Mental Health in Teens is a Crisis
The rates of mental health issues in teenagers and adolescents are at a crisis point, with the U.S. Surgeon General recently announcing a Surgeon General Advisory about this issue. I’ve been thinking about this issue a lot, not only as a psychiatrist, but as a mom to 3 middle school and high school aged daughters. I’m worried.
To be honest, I thought my kids were somehow “safe.”
They are doing well academically, and thriving with friends and their sports. My eldest is currently attending a boarding school in the East Coast, and is busy, but managing her schedule of academics, extracurricular activities, and intense athletic training and competition. Don’t get me wrong - all families are affected by mental illness, including mine. But I thought that with enough support, planning, and help, my children would be able to find success. But what if we were using the wrong definition of success?
More recently, there have been increasing stories in the news about the number of deaths by suicide by student athletes, like this one. These young men and women were in the highs of their academic and athletic careers, and so many times, their deaths were a complete shock to their loved ones.
As a psychiatrist, I firmly believe that physical activity from sports, supportive teammates, and consistent schedules are good things for kids. I also acknowledge the pressure that constant competition, the drive for continuous improvement, and the need to perform can place on young minds.
As a parent, though? I wonder if the intensity is too much. I wonder if I’ve been focusing too much on the last race, their current national ranking, or how they will perform on their next exam. I’m scared that even as a trained mental health professional, I miss the cues or signs that my children are suffering, or doubting themselves, or questioning their value as human beings, and not just as athletes or students.
I don’t know what the right answer is. But I do know that our current systems are failing our kids. Our kids are telling us that with the significantly increasing rates of depression, anxiety, and suicidality over the past few years. My own children tell me that our traditional models of care aren’t accessible, the stigma is still real, and our ways of reaching them are outdated.
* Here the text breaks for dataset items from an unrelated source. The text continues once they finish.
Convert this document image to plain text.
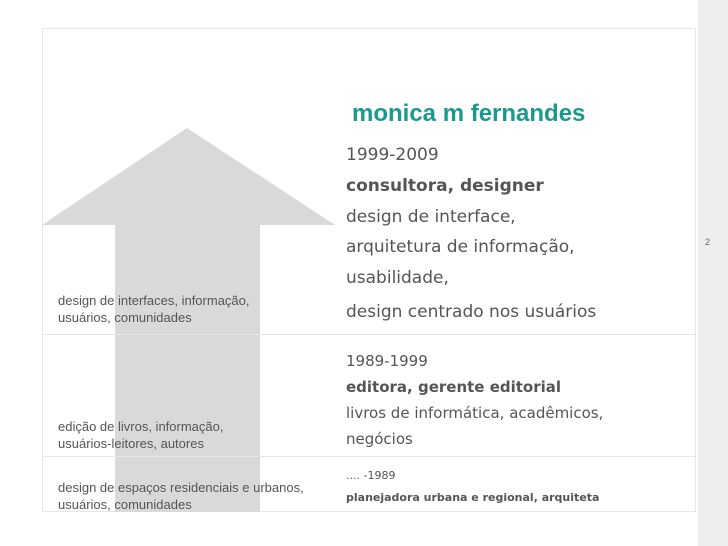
2
monica m fernandes
1999-2009
consultora, designer
design de interface,
arquitetura de informação,
usabilidade,
design centrado nos usuários
design de interfaces, informação,
usuários, comunidades
1989-1999
editora, gerente editorial
livros de informática, acadêmicos,
negócios
edição de livros, informação,
usuários-leitores, autores
.... -1989
planejadora urbana e regional, arquiteta
design de espaços residenciais e urbanos,
usuários, comunidades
I feel like I should know better. After all, I’m a trained mental health professional and I have also created entirely new systems of mental health care in large healthcare organizations. And yet I realize that we are not succeeding here. And that’s why I am making small changes, starting at home. These are mine:
- I won’t place value only on performance. Rather than repeatedly asking my kids how their last exam went, or focusing on what they learned in school, I”ll ask them to tell me about their day, and let them decide on what they would like to share. If there’s nothing or I get a one word response, I’ll ask them to share the best part of their day, or something funny that happened. I will be curious about things that are of interest to them, and not just to me.
- Notice my own non-verbal communication. When do I get more animated? Am I more likely to heap on the praise if they share a good test result? Do I engage and stay animated when they share non-academic or non-sport related stories? Do I remain engaged when they are feeling stressed or withdrawn? I have to remember that kids are constantly watching us, and deep down, there is an inherent desire to please us or get attention from us (I know it definitely doesn’t feel that way most of the time!) So if I am only expressive and communicative and praising only when they “perform,” that will set the expectation that their value is based on outcome and performance.
- Meet them where they are - Yes, electronics and social media in excess can be bad for kids, their developing brains, and their mental health. But that doesn’t mean that our kids won’t be on them. And frankly, I’ve gotten tired of berating my kids to get off their phones all day. So I have adopted the policy that “if you can’t beat them, join them in moderation”. I haven’t downloaded Tik Tok yet, but sharing good music, or laughing at funny Instagram reels, or doing dances together for my daughter’s Tik Tok profile? YES. Because the more that we can connect and bond, the more we can share, and open up the opportunities for sharing - the funny, the weird, the good and the bad. And communicating and connecting with my kids is always a good thing.
I’m still figuring out this digital world, especially in the time of this global pandemic, which was a shock and trauma to all of us. And I am literally figuring out the world of parenting teenagers as I type this. However, this is a good reminder to myself that even small changes can help our kids.
Do you have any tips that have helped you connect with or support your teenagers?